One again the UN has proved its uselessness.

The part of the UN resolution that I quoted had 2 key metrics for when the UNSC would act: when the controlling government can’t control the violence, and when diplomacy has been shown to have failed. It also mentions that each situation has to be handled individually, so you said the question was when putting down an insurrection becomes genocide, but equally important a question is when we know that diplomacy has failed. Currently, the Russians are saying there are still diplomatic options.

No Arab country is going to invade another Arab country without incurring the wrath of the rest of the Arab world. The Arab League is even more worthless than the UN in this situation.

We have a UN to serve the purposes of imperialism and other vested interests of the five permanent members, and to give all of that a veneer of credibility for the hard of thinking - especially but not only in the area of 'international ‘law’ which, of course, isn’t law at all. Unless it suits the five permanent members.

It’s just not USAs imperialism or vested interests that’s served on this occasion.

Gotcha. Thanks.

There are states between “viable democracy” and “despotism”, you know.

I think the UN rejection by China and Russia is a formality and a gut check on how other nations feel about it.

Ideally, NATO unanimously agree that we should intervene a la Libya and the Arab league signs on.

I think the N should issue an “extremely strong” condemnation…that will deter Assad.
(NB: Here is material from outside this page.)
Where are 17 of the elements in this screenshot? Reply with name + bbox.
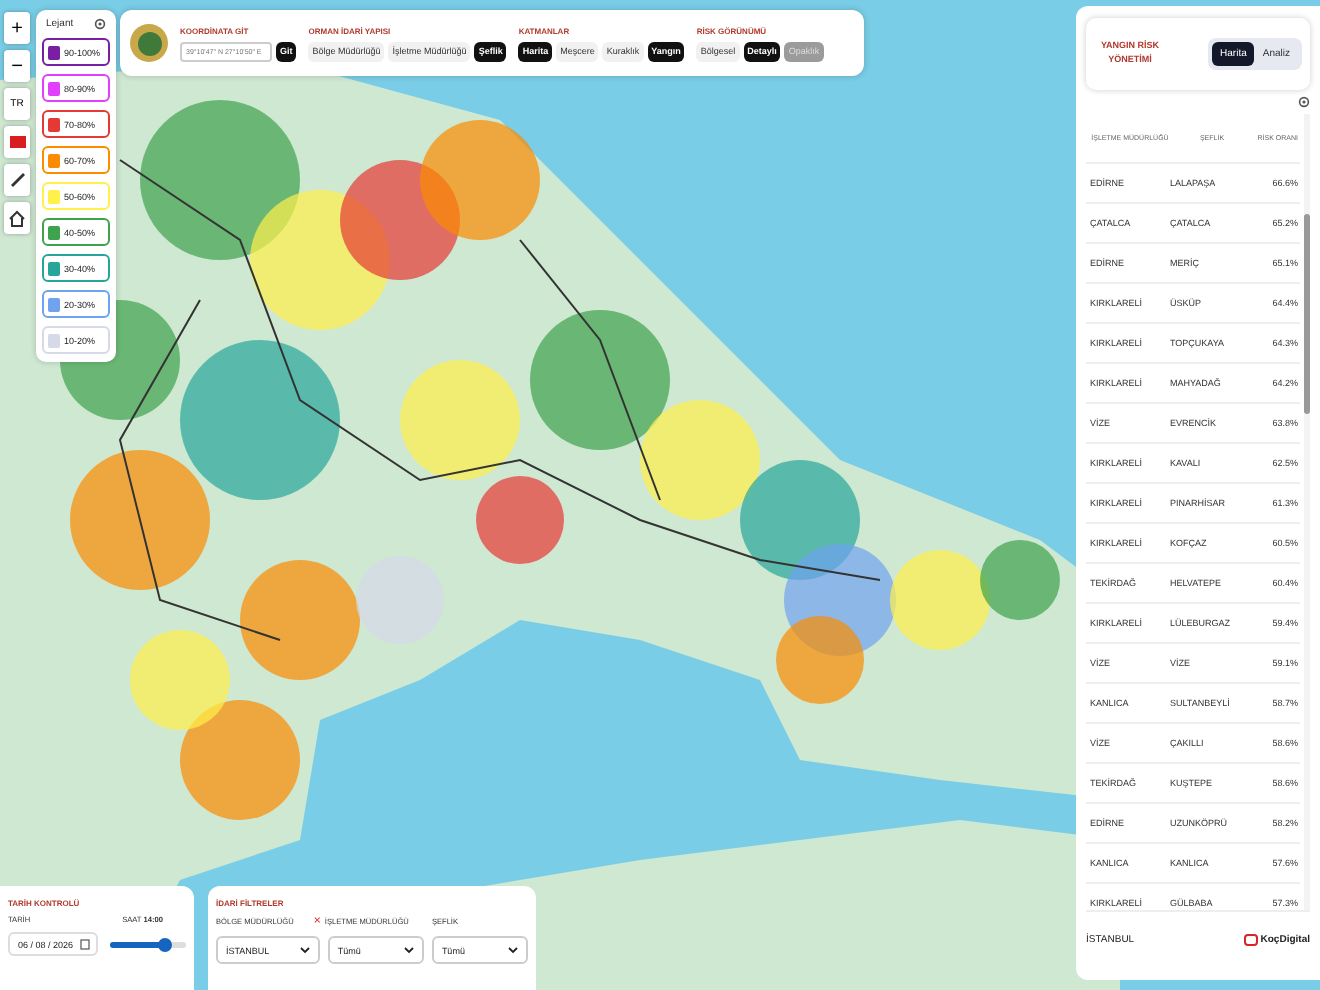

You condemn once, so we can say he’s a tyrant. If you keep after it, it looks like a bunch of fancy diplomat tricks. It’s the difference between paper law and international law. Even the Chinese are vetoing it!

It seems to me that genocide usually starts out as “violent suppression of dissidents.”
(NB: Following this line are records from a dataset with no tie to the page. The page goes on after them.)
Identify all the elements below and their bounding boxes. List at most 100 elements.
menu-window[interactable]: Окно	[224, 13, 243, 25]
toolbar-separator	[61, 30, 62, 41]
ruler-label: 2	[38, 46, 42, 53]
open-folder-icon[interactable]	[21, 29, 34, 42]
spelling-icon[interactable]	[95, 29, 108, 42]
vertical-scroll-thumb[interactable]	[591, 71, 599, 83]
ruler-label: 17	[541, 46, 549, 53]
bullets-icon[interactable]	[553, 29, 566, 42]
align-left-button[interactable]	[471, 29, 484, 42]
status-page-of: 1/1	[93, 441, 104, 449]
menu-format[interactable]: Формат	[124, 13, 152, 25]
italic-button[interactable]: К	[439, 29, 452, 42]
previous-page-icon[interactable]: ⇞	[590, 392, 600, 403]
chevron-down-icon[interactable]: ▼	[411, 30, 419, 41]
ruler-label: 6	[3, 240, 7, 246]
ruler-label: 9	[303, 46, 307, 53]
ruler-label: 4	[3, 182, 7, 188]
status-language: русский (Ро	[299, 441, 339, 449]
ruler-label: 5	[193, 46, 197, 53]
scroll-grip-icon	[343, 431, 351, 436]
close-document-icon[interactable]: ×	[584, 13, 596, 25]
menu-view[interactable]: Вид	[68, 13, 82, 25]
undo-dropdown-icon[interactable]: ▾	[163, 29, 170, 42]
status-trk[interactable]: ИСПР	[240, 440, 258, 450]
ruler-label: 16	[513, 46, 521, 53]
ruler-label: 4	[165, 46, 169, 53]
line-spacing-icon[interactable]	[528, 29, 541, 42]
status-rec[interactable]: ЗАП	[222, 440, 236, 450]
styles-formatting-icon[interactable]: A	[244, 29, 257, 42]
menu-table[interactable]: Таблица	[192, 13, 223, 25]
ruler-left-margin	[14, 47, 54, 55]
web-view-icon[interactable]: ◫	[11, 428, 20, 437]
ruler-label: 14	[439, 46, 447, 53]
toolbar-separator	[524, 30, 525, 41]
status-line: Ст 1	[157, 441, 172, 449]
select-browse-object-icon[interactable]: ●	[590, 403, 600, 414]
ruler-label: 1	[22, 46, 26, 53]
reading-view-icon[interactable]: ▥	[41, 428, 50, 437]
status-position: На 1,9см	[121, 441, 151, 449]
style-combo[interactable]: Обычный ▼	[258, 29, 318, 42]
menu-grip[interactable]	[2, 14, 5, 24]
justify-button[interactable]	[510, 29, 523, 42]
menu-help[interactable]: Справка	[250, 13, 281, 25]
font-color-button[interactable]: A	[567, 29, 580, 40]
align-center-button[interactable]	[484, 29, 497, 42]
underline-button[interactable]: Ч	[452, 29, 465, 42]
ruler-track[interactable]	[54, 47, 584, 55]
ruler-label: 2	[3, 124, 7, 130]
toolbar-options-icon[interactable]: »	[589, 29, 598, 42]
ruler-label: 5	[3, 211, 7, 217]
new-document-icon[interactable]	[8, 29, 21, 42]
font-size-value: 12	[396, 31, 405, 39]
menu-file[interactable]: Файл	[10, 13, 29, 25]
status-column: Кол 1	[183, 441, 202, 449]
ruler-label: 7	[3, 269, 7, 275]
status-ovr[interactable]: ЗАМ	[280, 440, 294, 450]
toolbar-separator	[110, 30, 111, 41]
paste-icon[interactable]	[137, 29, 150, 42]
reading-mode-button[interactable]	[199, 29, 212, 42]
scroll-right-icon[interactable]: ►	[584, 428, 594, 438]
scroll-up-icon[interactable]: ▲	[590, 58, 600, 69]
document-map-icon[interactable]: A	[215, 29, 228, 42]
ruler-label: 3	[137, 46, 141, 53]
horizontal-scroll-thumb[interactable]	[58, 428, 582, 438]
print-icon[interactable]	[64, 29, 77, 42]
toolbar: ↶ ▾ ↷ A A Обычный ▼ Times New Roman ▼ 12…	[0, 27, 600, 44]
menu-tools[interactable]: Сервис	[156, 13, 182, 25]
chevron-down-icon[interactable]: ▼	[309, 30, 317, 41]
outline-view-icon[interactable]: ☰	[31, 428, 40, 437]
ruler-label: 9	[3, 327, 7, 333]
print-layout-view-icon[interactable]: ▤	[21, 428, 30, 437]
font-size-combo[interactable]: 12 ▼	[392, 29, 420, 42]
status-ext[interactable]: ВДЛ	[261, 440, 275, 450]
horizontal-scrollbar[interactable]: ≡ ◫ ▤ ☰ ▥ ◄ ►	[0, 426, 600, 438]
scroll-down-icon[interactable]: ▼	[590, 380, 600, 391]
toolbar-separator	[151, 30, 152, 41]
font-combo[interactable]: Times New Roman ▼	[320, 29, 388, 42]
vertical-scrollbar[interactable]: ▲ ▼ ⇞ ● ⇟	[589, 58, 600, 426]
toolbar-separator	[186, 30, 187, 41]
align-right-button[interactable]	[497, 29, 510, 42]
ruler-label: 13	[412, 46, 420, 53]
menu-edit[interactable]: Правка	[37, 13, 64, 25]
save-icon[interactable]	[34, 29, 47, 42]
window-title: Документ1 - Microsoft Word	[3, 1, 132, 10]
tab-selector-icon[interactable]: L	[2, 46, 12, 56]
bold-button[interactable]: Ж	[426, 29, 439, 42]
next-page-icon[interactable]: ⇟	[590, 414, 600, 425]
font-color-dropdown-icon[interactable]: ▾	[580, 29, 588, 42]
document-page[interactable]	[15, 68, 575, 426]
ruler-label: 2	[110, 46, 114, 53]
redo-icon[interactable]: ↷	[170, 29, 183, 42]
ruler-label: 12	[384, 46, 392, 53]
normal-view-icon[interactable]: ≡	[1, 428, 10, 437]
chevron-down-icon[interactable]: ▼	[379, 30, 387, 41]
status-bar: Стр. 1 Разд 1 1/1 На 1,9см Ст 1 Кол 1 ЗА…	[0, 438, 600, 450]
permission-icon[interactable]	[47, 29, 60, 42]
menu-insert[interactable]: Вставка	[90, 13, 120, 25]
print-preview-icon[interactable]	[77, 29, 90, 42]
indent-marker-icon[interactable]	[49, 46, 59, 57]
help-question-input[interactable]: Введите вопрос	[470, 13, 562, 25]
Sure, but there are always shades of gray. Did anyone expect the UN to take action to halt the siege of the Branch Davidian compound?

Or Putin’s systematic levelling of a major city like Grozny.

Depends on your definition of “genocide”, I’d expect. If you simply use it to mean “lots and lots of dead civilians”, then yes, if only because the violent suppression of dissidents tends to be a self-sustaining proposition.
But if you use the more restrictive definition of “killing people based on their ethnicity/culture/religion/social caste”, then rebelliousness has little to do with anything.

The UN is effectively carrying out its duties as designed. Instead of caving to a pro-Western ideology, it was forced to consider the vetoes of 2 of its permanent members.

Just because it doesn’t come out in your favor doesn’t make it ineffective

Well, you gotta create SOME sort of excuse to get the ball rolling.

Misspelling UN, that takes some special skill! :smiley:

There’s a very strong correlation between Americans (and Brits) complaining that the UN is irrelevant/outdated/useless, and the UN getting in the way of what America Britain wants to do.

Part of the whole point of the UN is to keep countries or groups of countries from going on the warpath without wider approval.

I’d say in this case the UN is working fine.

But Russian and China can not veto the UN general assembly, only the Security Council.

Only the Security Council can authorize peacekeeping missions or military action (unless the SC is not actively considering a matter, in which case the General Assembly can authorize peacekeeping efforts.)

Art. 12, §2 of the UN Charter:

[QUOTE=Really Not All That Bright]
Only the Security Council can authorize peacekeeping missions or military action (unless the SC is not actively considering a matter, in which case the General Assembly can authorize peacekeeping efforts.)
[/QUOTE]

Yep. The US and the Obama administration is trying to do an end around, but that will delay any kind of humanitarian relief while we wait for everyone interested to get their shit together. From what I was reading earlier, we’d basically just be helping out the current Arab peace/humanitarian/probe efforts going on, since there isn’t anyway (without the use of force) for us TOO provide relief in the areas that need it. :frowning:

[QUOTE=Diceman]
so the United Nations failed to pass a resolution condeming the violence in Syria. Apparently, China and Russia are having fun watching the show. Or something. I wish I could say I’m surprised, but I’m not. Could someone please remind me why we have a UN, when it’s so dysfunctional that they can’t even agree that mass murder is a bad thing?
[/QUOTE]

The trouble is that there is no consensus on what the ‘best’ course IS, over there. The Russians and Chinese don’t agree that regime change is the best course (and, leaving their own interests aside, recent events haven’t exactly been glowing for regime change as a fix all for problems), so they are balking at passing the resolution. Since they either have to agree or refrain from voting, it ties up the UNSC and effectively prevents any action with the stamp of UN approval on it.